Productive assets are great, but valuation matters. When everyone is chasing yield and you are forced to overpay for productive assets, you are extremely vulnerable and stand to lose a lot more in the long run.

I'm not suggesting that you should have a mattress full of cash, but "I'm losing money if I leave my cash in the bank" is not a good justification for, say, chasing Momo stocks, especially at these levels. The risk of losing 1-2% a year is a different proposition than losing 10% in two weeks.

> You will not see interest rates go up if the Fed can help it, because to do so would provoke an immediate fiscal crisis.

You have to look at the yield curve. Short term rates are still incredibly low, but the 10Y has already crept up. Right now, it appears likely that short term rates will be kept at incredibly low levels, but long term rates will rise modestly.

If you don't consider the entire yield curve, you're liable to make bad investment decisions. For instance, a market in which the Fed is holding short term rates at near historic lows and allows long term rates to rise a bit would create an ideal scenario for mortgage REITs, which borrow money at short term rates and invest in long term mortgage bonds, effectively pocketing the spread.




>There are a number of gross oversimplifications here.

Yup. Dunno if I'd call them 'gross' or 'over,' but sure.
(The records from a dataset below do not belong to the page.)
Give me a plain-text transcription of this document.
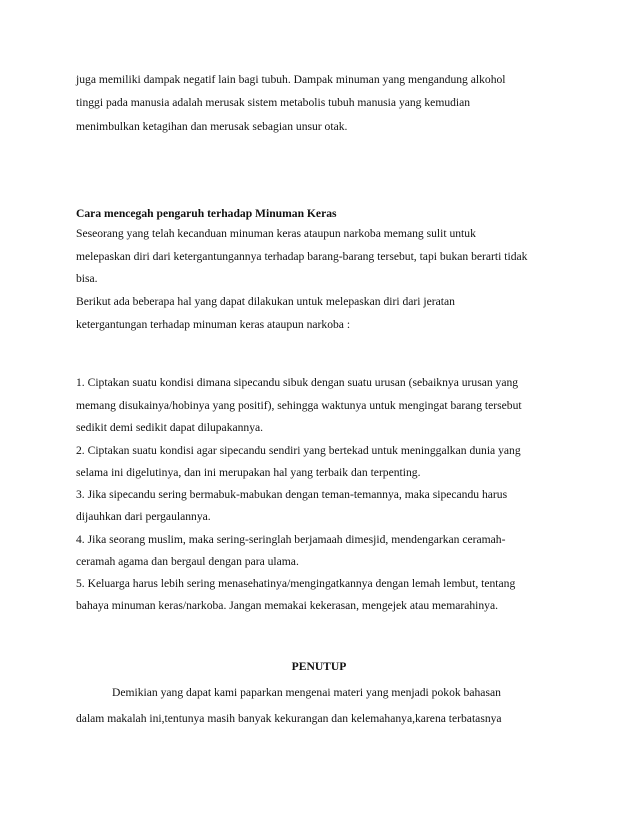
juga memiliki dampak negatif lain bagi tubuh. Dampak minuman yang mengandung alkohol
tinggi pada manusia adalah merusak sistem metabolis tubuh manusia yang kemudian
menimbulkan ketagihan dan merusak sebagian unsur otak.
Cara mencegah pengaruh terhadap Minuman Keras
Seseorang yang telah kecanduan minuman keras ataupun narkoba memang sulit untuk
melepaskan diri dari ketergantungannya terhadap barang-barang tersebut, tapi bukan berarti tidak
bisa.
Berikut ada beberapa hal yang dapat dilakukan untuk melepaskan diri dari jeratan
ketergantungan terhadap minuman keras ataupun narkoba :
1. Ciptakan suatu kondisi dimana sipecandu sibuk dengan suatu urusan (sebaiknya urusan yang
memang disukainya/hobinya yang positif), sehingga waktunya untuk mengingat barang tersebut
sedikit demi sedikit dapat dilupakannya.
2. Ciptakan suatu kondisi agar sipecandu sendiri yang bertekad untuk meninggalkan dunia yang
selama ini digelutinya, dan ini merupakan hal yang terbaik dan terpenting.
3. Jika sipecandu sering bermabuk-mabukan dengan teman-temannya, maka sipecandu harus
dijauhkan dari pergaulannya.
4. Jika seorang muslim, maka sering-seringlah berjamaah dimesjid, mendengarkan ceramah-
ceramah agama dan bergaul dengan para ulama.
5. Keluarga harus lebih sering menasehatinya/mengingatkannya dengan lemah lembut, tentang
bahaya minuman keras/narkoba. Jangan memakai kekerasan, mengejek atau memarahinya.
PENUTUP
Demikian yang dapat kami paparkan mengenai materi yang menjadi pokok bahasan
dalam makalah ini,tentunya masih banyak kekurangan dan kelemahanya,karena terbatasnya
>Productive assets are great, but valuation matters. When everyone is chasing yield and you are forced to overpay for productive assets, you are extremely vulnerable and stand to lose a lot more in the long run.

Yes, I agree with this. As far as VCs care it's OPM. As far as entrepreneurs care it's the OPM of OPM. So mostly good for both classes of people until the music stops.

>I'm not suggesting that you should have a mattress full of cash, but "I'm losing money if I leave my cash in the bank" is not a good justification for, say, chasing Momo stocks, especially at these levels. The risk of losing 1-2% a year is a different proposition than losing 10% in two weeks.

Absolutely agree unless you are a professional trader, and even if you are a professional trader.

>You have to look at the yield curve. Short term rates are still incredibly low, but the 10Y has already crept up. Right now, it appears likely that short term rates will be kept at incredibly low levels, but long term rates will rise modestly.

Entirely possible. Also possible that there will be another round of intervention to respond. Further possible that that round of intervention would not work at achieving its intended goal of rate suppression.